Reach out and touch someone
On the phenomenon of dematerialization, the disappearance of split-flap boards, and one reason the "metaverse" may not feel like quite enough
The modern smartphone replaces such a wide array of old devices in such a compact format that it is sometimes hard to really fathom. In a single palm-sized device, we get a high-definition television, a broadcast-quality video camera, a computer (which would not that long ago have passed as a supercomputer), a calculator, an alarm clock, a GPS tracker -- and a telephone. The economic term "dematerialization" may not roll off the tongue, but it compactly describes what is happening: Less stuff is required to engage in a lot of ordinary life.
■ With dematerialization, though, comes an aesthetic toll. Familiar objects that used to move and make noises have been replaced by smooth, silent, motionless screens. Noisy split-flap boards are mostly gone from airports and train stations. Keyboards yield to swipe typing. The word "rewind" is merely a linguistic artifact since video and audio tapes are no more.

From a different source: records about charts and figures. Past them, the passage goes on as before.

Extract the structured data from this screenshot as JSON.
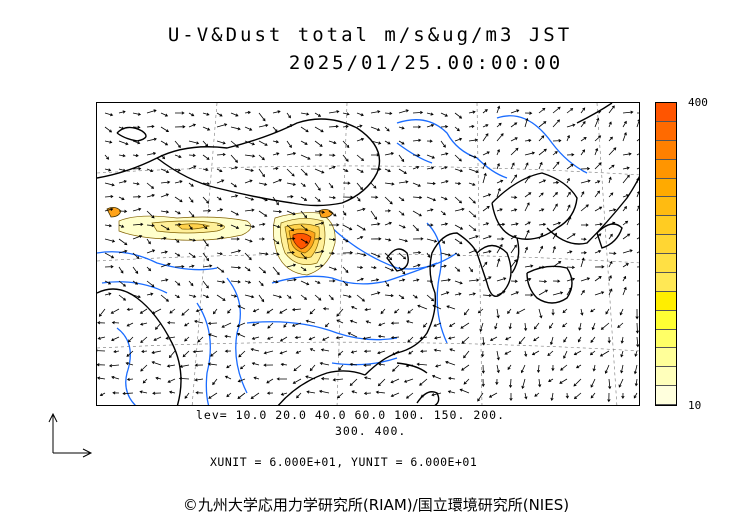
{
  "title_line1": "U-V&Dust total m/s&ug/m3 JST",
  "title_line2": "2025/01/25.00:00:00",
  "colorbar": {
    "max_label": "400",
    "min_label": "10",
    "colors": [
      "#ff5500",
      "#ff6a00",
      "#ff8000",
      "#ff9500",
      "#ffaa00",
      "#ffbb11",
      "#ffcc22",
      "#ffd633",
      "#ffe044",
      "#ffe855",
      "#ffee00",
      "#ffff33",
      "#ffff66",
      "#ffff99",
      "#ffffbb",
      "#ffffdd"
    ]
  },
  "contour_levels_line1": "lev= 10.0 20.0 40.0 60.0 100. 150. 200.",
  "contour_levels_line2": "300. 400.",
  "units_text": "XUNIT = 6.000E+01, YUNIT = 6.000E+01",
  "copyright": "©九州大学応用力学研究所(RIAM)/国立環境研究所(NIES)",
  "map": {
    "coastline_color": "#000000",
    "river_color": "#1a6cff",
    "dust_colors": [
      "#ffffcc",
      "#fff099",
      "#ffd24d",
      "#ffa31a",
      "#ff5500"
    ]
  }
}
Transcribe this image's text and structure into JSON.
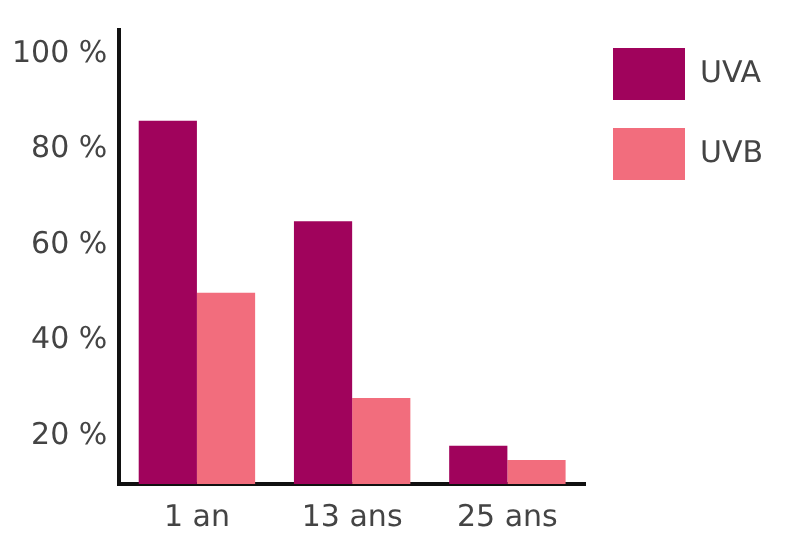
{
  "chart_data": {
    "type": "bar",
    "categories": [
      "1 an",
      "13 ans",
      "25 ans"
    ],
    "series": [
      {
        "name": "UVA",
        "color": "#a0035c",
        "values": [
          86,
          65,
          18
        ]
      },
      {
        "name": "UVB",
        "color": "#f26d7d",
        "values": [
          50,
          28,
          15
        ]
      }
    ],
    "ylim": [
      10,
      105
    ],
    "yticks": [
      {
        "value": 20,
        "label": "20 %"
      },
      {
        "value": 40,
        "label": "40 %"
      },
      {
        "value": 60,
        "label": "60 %"
      },
      {
        "value": 80,
        "label": "80 %"
      },
      {
        "value": 100,
        "label": "100 %"
      }
    ],
    "grid": false,
    "legend": "top right"
  }
}
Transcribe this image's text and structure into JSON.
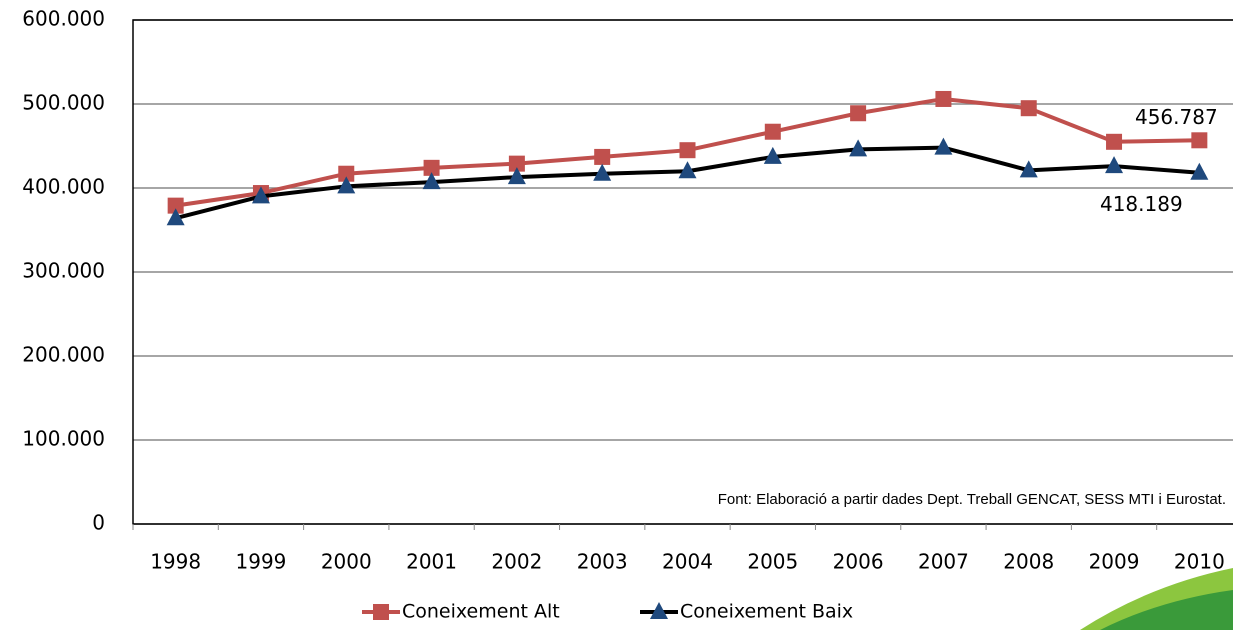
{
  "chart_data": {
    "type": "line",
    "annotation": "Font: Elaboració a partir dades Dept. Treball GENCAT, SESS MTI i Eurostat.",
    "categories": [
      "1998",
      "1999",
      "2000",
      "2001",
      "2002",
      "2003",
      "2004",
      "2005",
      "2006",
      "2007",
      "2008",
      "2009",
      "2010"
    ],
    "series": [
      {
        "name": "Coneixement Alt",
        "color": "#c0504d",
        "marker": "square",
        "values": [
          379000,
          394000,
          417000,
          424000,
          429000,
          437000,
          445000,
          467000,
          489000,
          506000,
          495000,
          455000,
          456787
        ],
        "value_labels": [
          null,
          null,
          null,
          null,
          null,
          null,
          null,
          null,
          null,
          null,
          null,
          null,
          "456.787"
        ]
      },
      {
        "name": "Coneixement Baix",
        "color": "#000000",
        "marker_color": "#1f497d",
        "marker": "triangle",
        "values": [
          364000,
          390000,
          402000,
          407000,
          413000,
          417000,
          420000,
          437000,
          446000,
          448000,
          421000,
          426000,
          418189
        ],
        "value_labels": [
          null,
          null,
          null,
          null,
          null,
          null,
          null,
          null,
          null,
          null,
          null,
          null,
          "418.189"
        ]
      }
    ],
    "ylim": [
      0,
      600000
    ],
    "yticks": [
      0,
      {
        "value": 100000,
        "label": "100.000"
      },
      {
        "value": 200000,
        "label": "200.000"
      },
      {
        "value": 300000,
        "label": "300.000"
      },
      {
        "value": 400000,
        "label": "400.000"
      },
      {
        "value": 500000,
        "label": "500.000"
      },
      {
        "value": 600000,
        "label": "600.000"
      }
    ],
    "grid": true
  }
}
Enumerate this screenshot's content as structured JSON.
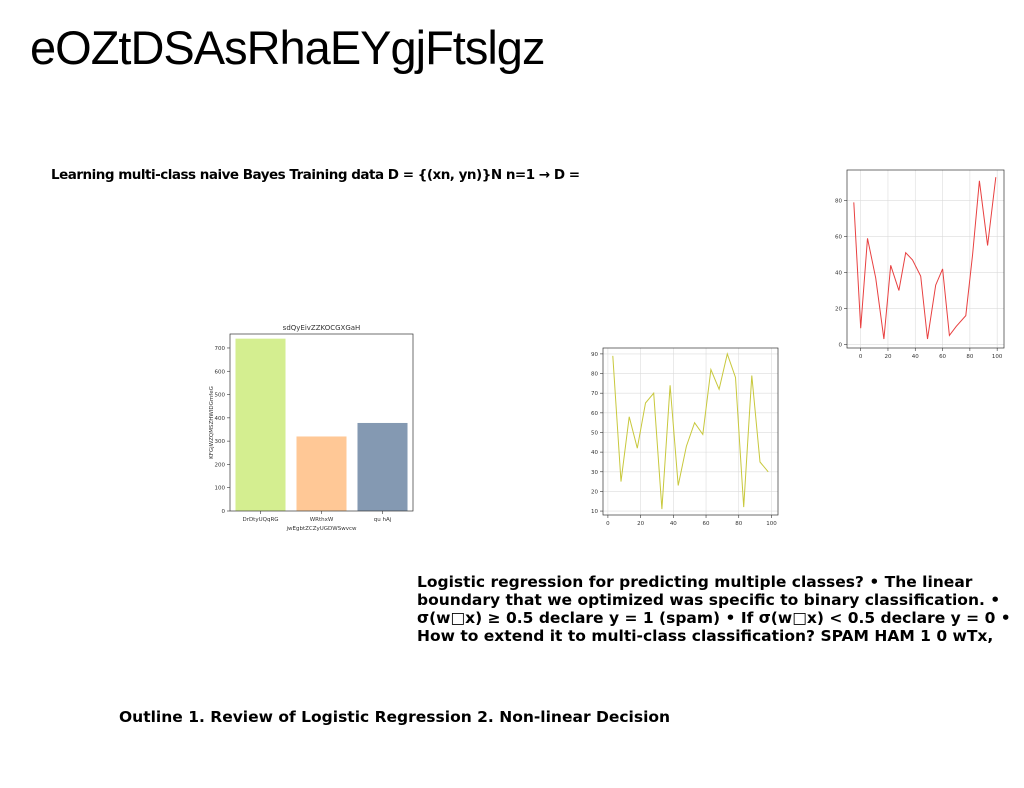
{
  "slide": {
    "title": "eOZtDSAsRhaEYgjFtslgz",
    "text_bayes": "Learning multi-class naive Bayes Training data D = {(xn, yn)}N n=1 → D =",
    "text_logistic": "Logistic regression for predicting multiple classes? • The linear boundary that we optimized was specific to binary classification. • σ(w□x) ≥ 0.5 declare y = 1 (spam) • If σ(w□x) < 0.5 declare y = 0 • How to extend it to multi-class classification? SPAM HAM 1 0 wTx,",
    "text_outline": "Outline 1. Review of Logistic Regression 2. Non-linear Decision"
  },
  "chart_data": [
    {
      "type": "bar",
      "title": "sdQyEivZZKOCGXGaH",
      "xlabel": "jwEgbtZCZyUGDWSwvcw",
      "ylabel": "KFGjWZQMSZHWIDGmfeG",
      "categories": [
        "DrDtyUQqRG",
        "WRthxW",
        "qu hAj"
      ],
      "values": [
        740,
        320,
        378
      ],
      "colors": [
        "#d4ee90",
        "#ffc896",
        "#8499b2"
      ],
      "ylim": [
        0,
        760
      ],
      "yticks": [
        0,
        100,
        200,
        300,
        400,
        500,
        600,
        700
      ],
      "grid": false
    },
    {
      "type": "line",
      "color": "#c8c83c",
      "x": [
        3,
        8,
        13,
        18,
        23,
        28,
        33,
        38,
        43,
        48,
        53,
        58,
        63,
        68,
        73,
        78,
        83,
        88,
        93,
        98
      ],
      "y": [
        89,
        25,
        58,
        42,
        65,
        70,
        11,
        74,
        23,
        43,
        55,
        49,
        82,
        72,
        90,
        78,
        12,
        79,
        35,
        30
      ],
      "xlim": [
        -3,
        104
      ],
      "ylim": [
        8,
        93
      ],
      "xticks": [
        0,
        20,
        40,
        60,
        80,
        100
      ],
      "yticks": [
        10,
        20,
        30,
        40,
        50,
        60,
        70,
        80,
        90
      ],
      "grid": true
    },
    {
      "type": "line",
      "color": "#e84040",
      "x": [
        -5,
        0,
        5,
        11,
        17,
        22,
        28,
        33,
        38,
        44,
        49,
        55,
        60,
        65,
        70,
        77,
        82,
        87,
        93,
        99
      ],
      "y": [
        79,
        9,
        59,
        37,
        3,
        44,
        30,
        51,
        47,
        38,
        3,
        33,
        42,
        5,
        10,
        16,
        50,
        91,
        55,
        93
      ],
      "xlim": [
        -10,
        105
      ],
      "ylim": [
        -2,
        97
      ],
      "xticks": [
        0,
        20,
        40,
        60,
        80,
        100
      ],
      "yticks": [
        0,
        20,
        40,
        60,
        80
      ],
      "grid": true
    }
  ]
}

■ By and large, dematerialization means lower costs, higher technology, and more efficient use of raw materials. But people can be forgiven for feeling a sense of dissociation, especially if they remember a past where lots more things clicked, clunked, and had to be moved. Things broke a lot back then -- the V-hold on the TV didn't always work, the phone cord got frayed, and the cassette tape often snapped. But there were real sensations that aren't replicated by today's experiences, even with haptic feedback enabled for an app.
■ Taking so many actions that used to require things and transferring them to screens also introduces a high frequency of reorientation. The average smartphone has dozens of applications installed, and developers often get restless and think they need to refresh the look. When an app icon changes, the gateway to what it does changes. That stands in stark contrast to the ways of the materialized world, in which people pay good money to access classic user experiences with the dials, knobs, and switches of the past.
■ Not all of the classic materialized experiences were good, and their susceptibility to malfunction and wear detracts a lot from their purely aesthetic appeal. But once in a while, one encounters a pre-digital artifact like an elegant sauna gauge designed to offer three readings within a single panel, and it raises the question whether our infinite scrolling and hamburger menus end up discouraging designers from thinking about how they can serve up experiences worth re-living.
■ It's not obvious that every smartphone should have to come with a big, noisy, spring-loaded button -- but nor is it obvious that we should embrace the cartoonish virtualization of real-life experience. Sometimes it's prudent to press "pause".